Paper case binders ‘piled up’ in HOCs

Nevertheless, while the reverse mortgage business accounts for well over a third of Catalyst originations, that has not stopped the influx of physical paper case binders that have been coming into the mailrooms of the various HOCs, both officials said.

Although FHA announced in an April Mortgagee Letter that acceptance of digital case binders would be allowed for HECM loans in an effort to reduce the impact of the pandemic on the endorsement process, that has not stopped physical case binders from being mailed into the HOCs which are severely understaffed at the moment because of COVID-19.

“Towards the end of March, HUD made the decision to move all staff to mandatory telework,” Rose explained. “But we still had endorsements to do, and had cases in the office to endorse. So, the [Santa Ana] HOC stayed open for a few weeks with limited staff and contractors […] hoping that we could stay open and continue endorsing until Catalyst came online.”

Catalyst was being beta tested during this time, and while the hope to continue endorsements of paper case binders was present, the prospect simply became too problematic to continue because of the risk presented by the pandemic, Rose said. The move to telework was ultimately the right move and as Catalyst came online, some of the difficulty of endorsing loans went away. However, during this entire time with staff remaining home, paper case binders have not stopped coming into the HOC.

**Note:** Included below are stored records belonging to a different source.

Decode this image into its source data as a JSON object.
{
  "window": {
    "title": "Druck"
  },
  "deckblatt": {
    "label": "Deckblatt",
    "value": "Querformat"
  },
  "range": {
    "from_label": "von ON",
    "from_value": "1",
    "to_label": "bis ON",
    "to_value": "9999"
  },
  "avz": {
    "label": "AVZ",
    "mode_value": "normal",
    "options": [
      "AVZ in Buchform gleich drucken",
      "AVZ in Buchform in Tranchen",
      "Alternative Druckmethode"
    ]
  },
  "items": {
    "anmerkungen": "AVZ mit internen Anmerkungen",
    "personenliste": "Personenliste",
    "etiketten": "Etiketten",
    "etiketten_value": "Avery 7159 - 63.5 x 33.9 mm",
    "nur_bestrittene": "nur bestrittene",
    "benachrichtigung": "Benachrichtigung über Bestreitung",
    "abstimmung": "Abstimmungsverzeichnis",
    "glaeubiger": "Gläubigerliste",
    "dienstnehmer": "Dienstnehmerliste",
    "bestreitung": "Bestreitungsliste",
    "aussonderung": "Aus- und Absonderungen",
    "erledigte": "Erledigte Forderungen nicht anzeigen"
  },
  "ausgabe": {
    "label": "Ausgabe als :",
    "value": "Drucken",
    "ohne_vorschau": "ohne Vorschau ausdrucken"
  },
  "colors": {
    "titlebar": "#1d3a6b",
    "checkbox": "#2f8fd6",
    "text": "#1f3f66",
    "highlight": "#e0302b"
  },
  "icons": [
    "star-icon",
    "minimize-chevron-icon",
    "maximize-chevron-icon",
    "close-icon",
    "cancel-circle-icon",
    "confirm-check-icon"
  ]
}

“I was in the office a couple weeks ago, and the mail room is bursting,” Rose said. “And we will have to work through those files. As we come back into the office, we have case binders that need to be endorsed and we will focus on getting those. But, we have case binders that wanted to be endorsed but have now gotten endorsed through Catalyst.”

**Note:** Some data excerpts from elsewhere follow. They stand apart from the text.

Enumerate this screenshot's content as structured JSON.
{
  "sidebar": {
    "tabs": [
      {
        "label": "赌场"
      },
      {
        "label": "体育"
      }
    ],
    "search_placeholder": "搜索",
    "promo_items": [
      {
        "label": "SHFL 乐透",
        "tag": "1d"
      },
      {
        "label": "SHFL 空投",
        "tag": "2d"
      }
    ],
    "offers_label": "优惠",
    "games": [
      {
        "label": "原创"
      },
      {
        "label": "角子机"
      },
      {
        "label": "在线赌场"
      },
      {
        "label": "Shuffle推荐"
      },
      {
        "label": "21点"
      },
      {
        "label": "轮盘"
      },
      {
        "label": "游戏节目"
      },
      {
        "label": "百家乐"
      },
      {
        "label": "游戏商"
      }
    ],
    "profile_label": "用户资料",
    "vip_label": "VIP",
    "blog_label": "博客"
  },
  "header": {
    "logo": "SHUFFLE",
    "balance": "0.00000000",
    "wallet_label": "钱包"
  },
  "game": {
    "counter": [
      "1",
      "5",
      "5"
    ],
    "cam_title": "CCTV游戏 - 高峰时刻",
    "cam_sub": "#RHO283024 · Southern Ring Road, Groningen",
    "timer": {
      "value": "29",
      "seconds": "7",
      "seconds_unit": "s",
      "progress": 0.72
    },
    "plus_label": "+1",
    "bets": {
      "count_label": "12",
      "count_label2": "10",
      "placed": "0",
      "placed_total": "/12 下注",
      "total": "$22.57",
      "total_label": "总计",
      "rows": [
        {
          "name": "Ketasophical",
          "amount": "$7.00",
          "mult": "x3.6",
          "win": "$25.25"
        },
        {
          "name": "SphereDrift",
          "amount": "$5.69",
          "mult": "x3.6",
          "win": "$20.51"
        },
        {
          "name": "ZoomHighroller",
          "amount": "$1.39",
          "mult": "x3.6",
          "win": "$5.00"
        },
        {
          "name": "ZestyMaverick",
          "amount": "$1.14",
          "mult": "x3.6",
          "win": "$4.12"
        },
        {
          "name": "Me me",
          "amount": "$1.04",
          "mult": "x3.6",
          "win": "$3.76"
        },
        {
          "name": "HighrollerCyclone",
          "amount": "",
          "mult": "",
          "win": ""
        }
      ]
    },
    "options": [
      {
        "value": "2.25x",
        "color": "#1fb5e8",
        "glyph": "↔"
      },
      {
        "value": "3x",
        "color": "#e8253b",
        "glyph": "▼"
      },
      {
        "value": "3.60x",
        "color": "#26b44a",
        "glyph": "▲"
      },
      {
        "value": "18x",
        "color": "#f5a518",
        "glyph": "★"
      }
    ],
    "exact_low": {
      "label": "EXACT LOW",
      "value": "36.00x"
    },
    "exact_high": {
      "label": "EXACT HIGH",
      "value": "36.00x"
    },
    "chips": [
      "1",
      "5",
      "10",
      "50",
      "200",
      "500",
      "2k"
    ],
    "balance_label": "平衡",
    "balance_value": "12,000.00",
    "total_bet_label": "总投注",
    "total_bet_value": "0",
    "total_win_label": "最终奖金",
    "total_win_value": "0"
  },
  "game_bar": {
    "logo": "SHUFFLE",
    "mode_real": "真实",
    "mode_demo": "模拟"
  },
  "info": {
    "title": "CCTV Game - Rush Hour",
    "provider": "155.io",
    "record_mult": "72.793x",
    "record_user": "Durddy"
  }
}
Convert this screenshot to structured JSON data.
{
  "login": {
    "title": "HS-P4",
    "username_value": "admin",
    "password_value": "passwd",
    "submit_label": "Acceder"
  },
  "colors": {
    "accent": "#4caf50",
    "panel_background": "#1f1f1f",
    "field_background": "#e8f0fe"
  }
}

A lot of work remains and the case binders submitted physically but ultimately resubmitted and processed through Catalyst will also have to be weeded out of the binders, which will be a priority when staff returns to the office. Rising rates of infection across the country and in California specifically make the timing for that difficult to predict, however.

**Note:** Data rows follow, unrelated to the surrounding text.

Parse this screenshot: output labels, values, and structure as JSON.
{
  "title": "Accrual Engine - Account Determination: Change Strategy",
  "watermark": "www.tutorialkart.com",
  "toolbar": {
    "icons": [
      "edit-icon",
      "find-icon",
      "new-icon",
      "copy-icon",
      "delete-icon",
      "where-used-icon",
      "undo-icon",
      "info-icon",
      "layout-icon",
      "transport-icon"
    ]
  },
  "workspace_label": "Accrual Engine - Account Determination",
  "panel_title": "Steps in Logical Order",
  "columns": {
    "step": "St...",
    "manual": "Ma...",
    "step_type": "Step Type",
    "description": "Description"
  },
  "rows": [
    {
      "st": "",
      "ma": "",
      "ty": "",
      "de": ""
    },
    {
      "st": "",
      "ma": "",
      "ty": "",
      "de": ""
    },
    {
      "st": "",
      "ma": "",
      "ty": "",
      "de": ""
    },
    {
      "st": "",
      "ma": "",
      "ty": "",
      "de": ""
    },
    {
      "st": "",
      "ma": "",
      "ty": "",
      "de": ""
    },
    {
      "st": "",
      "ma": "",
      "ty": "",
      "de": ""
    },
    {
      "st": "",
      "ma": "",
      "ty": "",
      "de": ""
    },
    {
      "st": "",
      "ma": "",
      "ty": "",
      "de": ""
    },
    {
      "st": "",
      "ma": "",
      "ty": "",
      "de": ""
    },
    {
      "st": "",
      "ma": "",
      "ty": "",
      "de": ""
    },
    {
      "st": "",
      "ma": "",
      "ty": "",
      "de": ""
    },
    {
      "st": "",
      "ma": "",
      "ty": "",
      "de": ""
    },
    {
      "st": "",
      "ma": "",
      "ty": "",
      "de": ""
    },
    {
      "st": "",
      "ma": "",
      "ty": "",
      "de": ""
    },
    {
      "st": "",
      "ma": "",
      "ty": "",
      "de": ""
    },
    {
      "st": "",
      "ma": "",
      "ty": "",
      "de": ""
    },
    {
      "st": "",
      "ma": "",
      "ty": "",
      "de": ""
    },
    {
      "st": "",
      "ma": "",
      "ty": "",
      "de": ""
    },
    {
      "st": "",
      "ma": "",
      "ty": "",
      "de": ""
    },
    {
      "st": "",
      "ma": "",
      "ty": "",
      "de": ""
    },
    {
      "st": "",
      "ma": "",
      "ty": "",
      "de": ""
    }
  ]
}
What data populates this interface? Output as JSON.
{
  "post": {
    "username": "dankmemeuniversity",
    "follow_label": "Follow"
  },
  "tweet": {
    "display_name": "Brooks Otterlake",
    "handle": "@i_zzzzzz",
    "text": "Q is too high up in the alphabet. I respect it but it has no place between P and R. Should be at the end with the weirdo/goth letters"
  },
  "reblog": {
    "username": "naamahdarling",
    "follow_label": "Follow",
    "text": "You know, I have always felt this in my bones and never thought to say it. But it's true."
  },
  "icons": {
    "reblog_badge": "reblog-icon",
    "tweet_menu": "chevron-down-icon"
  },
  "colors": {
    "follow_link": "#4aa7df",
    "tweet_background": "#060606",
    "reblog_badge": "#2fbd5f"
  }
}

“When we do go back, our number one priority is going to be to sort through those binders and find the ones that are waiting to be endorsed,” Rose explained. “There’s going to be so many that have already been endorsed through Catalyst, but we’re going to work through that. When that’s going to happen, I don’t know. In California, we haven’t progressed in phase one [of the state’s reopening plan]. And I don’t know when we will.”